SilentButDeadly: The New Tool Disrupting EDR and AV Communications
A groundbreaking open-source tool named SilentButDeadly has been introduced, aiming to disrupt the network communications of Endpoint Detection and Response (EDR) and antivirus (AV) software. Developed by security researcher Ryan Framiñán, this tool utilizes the Windows Filtering Platform (WFP) to create temporary, bidirectional blocks on EDR cloud connectivity, effectively isolating threats without terminating processes.
Understanding SilentButDeadly’s Mechanism
SilentButDeadly operates by targeting a critical vulnerability in modern EDR architectures: their reliance on cloud-based telemetry for real-time analysis and updates. By obstructing outbound data uploads and inbound command receptions, the tool effectively neutralizes remote management and threat intelligence sharing capabilities of EDR systems. Unlike aggressive evasion methods that disrupt security processes, SilentButDeadly focuses on stealthy network isolation, making it particularly useful for red-team exercises and malware analysis in controlled environments.
Execution Process of SilentButDeadly
The execution of SilentButDeadly unfolds in several structured phases:
1. Privilege Verification: The tool begins by verifying administrative privileges using Windows APIs like `CheckTokenMembership()`. Users are interactively prompted to proceed, enhancing control over the operation.
2. Process Discovery: It scans running processes via `CreateToolhelp32Snapshot()`, matching against a predefined list of EDR targets such as SentinelOne’s `SentinelAgent.exe` and Microsoft Defender’s `MsMpEng.exe`. Once identified, it queries full process paths and initializes WFP with a dynamic session flagged by `FWPM_SESSION_FLAG_DYNAMIC` for automatic cleanup.
3. Network Blocking Implementation: Network blocking is implemented at Application Layer Enforcement (ALE) layers: outbound via `FWPM_LAYER_ALE_AUTH_CONNECT_V4` and inbound via `FWPM_LAYER_ALE_AUTH_RECV_ACCEPT_V4`, using high-priority weights (`0x7FFF`) and process-specific AppID conditions. Filters convert executable paths to WFP blobs with `FwpmGetAppIdFromFileName0()`, ensuring precise targeting.
4. Service Disruption: Following isolation, the tool disrupts services by stopping them gracefully and setting startup types to `SERVICE_DISABLED`, preventing restarts. A summary displays affected processes, block counts, and WFP status before optional cleanup removes all rules.

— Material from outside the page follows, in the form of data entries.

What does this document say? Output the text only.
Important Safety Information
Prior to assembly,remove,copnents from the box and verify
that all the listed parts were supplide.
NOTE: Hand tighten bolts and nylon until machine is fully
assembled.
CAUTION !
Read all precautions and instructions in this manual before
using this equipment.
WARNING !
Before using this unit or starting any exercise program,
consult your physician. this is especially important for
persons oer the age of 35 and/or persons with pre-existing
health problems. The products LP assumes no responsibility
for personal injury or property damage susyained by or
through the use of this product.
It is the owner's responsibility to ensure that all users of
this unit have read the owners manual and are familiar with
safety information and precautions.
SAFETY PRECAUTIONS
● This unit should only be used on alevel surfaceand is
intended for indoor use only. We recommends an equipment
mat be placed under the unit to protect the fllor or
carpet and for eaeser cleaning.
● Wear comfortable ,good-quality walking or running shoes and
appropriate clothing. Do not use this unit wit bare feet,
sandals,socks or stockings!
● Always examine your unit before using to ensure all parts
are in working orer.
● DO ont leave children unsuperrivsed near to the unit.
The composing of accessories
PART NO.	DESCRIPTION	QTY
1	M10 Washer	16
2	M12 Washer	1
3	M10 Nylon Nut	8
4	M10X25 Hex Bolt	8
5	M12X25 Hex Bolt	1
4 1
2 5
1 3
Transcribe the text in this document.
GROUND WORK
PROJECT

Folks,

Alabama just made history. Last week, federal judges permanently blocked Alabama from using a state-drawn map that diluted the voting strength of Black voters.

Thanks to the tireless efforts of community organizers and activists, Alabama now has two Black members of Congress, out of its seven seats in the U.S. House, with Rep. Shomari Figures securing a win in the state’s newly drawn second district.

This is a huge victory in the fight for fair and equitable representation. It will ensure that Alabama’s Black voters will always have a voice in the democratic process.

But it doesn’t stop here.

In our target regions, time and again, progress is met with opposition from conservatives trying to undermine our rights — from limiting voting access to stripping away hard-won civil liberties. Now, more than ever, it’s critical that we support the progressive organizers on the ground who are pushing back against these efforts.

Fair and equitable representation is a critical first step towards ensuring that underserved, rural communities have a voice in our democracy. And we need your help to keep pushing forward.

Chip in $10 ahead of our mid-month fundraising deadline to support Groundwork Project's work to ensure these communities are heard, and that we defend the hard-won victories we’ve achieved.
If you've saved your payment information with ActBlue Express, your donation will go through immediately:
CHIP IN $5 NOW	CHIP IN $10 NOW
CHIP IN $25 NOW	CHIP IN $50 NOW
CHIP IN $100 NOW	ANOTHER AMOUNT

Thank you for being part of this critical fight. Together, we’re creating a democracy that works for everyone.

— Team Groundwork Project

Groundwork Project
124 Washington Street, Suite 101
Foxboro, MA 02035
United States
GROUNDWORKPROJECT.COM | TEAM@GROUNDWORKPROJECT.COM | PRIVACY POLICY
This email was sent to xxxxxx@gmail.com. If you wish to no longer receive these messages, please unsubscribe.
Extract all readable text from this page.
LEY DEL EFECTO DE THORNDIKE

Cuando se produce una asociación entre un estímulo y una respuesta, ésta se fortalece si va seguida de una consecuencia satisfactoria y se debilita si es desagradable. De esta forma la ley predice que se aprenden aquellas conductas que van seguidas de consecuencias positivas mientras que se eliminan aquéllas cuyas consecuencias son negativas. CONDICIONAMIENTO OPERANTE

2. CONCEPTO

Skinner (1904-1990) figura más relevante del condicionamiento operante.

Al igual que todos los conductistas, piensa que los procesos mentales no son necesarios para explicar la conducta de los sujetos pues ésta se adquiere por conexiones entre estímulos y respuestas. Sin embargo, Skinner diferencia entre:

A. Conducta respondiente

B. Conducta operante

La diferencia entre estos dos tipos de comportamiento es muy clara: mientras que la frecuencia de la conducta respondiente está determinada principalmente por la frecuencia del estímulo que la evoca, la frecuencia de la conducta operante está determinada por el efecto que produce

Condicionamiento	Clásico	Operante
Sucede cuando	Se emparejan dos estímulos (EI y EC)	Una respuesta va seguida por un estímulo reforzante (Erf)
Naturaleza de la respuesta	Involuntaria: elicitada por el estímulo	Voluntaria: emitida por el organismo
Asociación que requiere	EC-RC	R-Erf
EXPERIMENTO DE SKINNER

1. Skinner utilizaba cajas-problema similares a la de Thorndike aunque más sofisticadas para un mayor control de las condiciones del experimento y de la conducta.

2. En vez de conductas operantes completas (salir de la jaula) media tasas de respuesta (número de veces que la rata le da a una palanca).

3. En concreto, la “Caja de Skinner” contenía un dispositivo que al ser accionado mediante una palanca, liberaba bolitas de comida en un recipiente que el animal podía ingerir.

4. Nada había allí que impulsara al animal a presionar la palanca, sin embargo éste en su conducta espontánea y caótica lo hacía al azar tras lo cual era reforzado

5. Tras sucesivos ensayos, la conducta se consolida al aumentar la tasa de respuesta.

Supported Targets and Features
SilentButDeadly supports targets including SentinelOne, Windows Defender, and Defender ATP (`MsSense.exe`), with extensibility via a simple array. Command-line options like `–verbose` for logging and `–persistent` for enduring filters add flexibility, while robust error handling provides graceful fallbacks.
Security and Detection Considerations
The tool emphasizes the use of legitimate APIs only, with no kernel tweaks, though it requires administrative rights. Operationally, it severs EDR updates, telemetry, and scans but leaves local detection intact. Detection risks include WFP event logs (IDs 5441, 5157) and service modifications, detectable via `netsh wfp` commands or PowerShell queries.
Ethical Use and Availability
Framiñán stresses ethical use for authorized testing, urging defenders to monitor WFP changes and implement resilient EDR designs with local caching. SilentButDeadly is available on GitHub under the repository `loosehose/SilentButDeadly`, sparking discussions on EDR dependencies and potentially driving vendor improvements. As cyber threats evolve, such research underscores the need for balanced architectures less reliant on constant connectivity.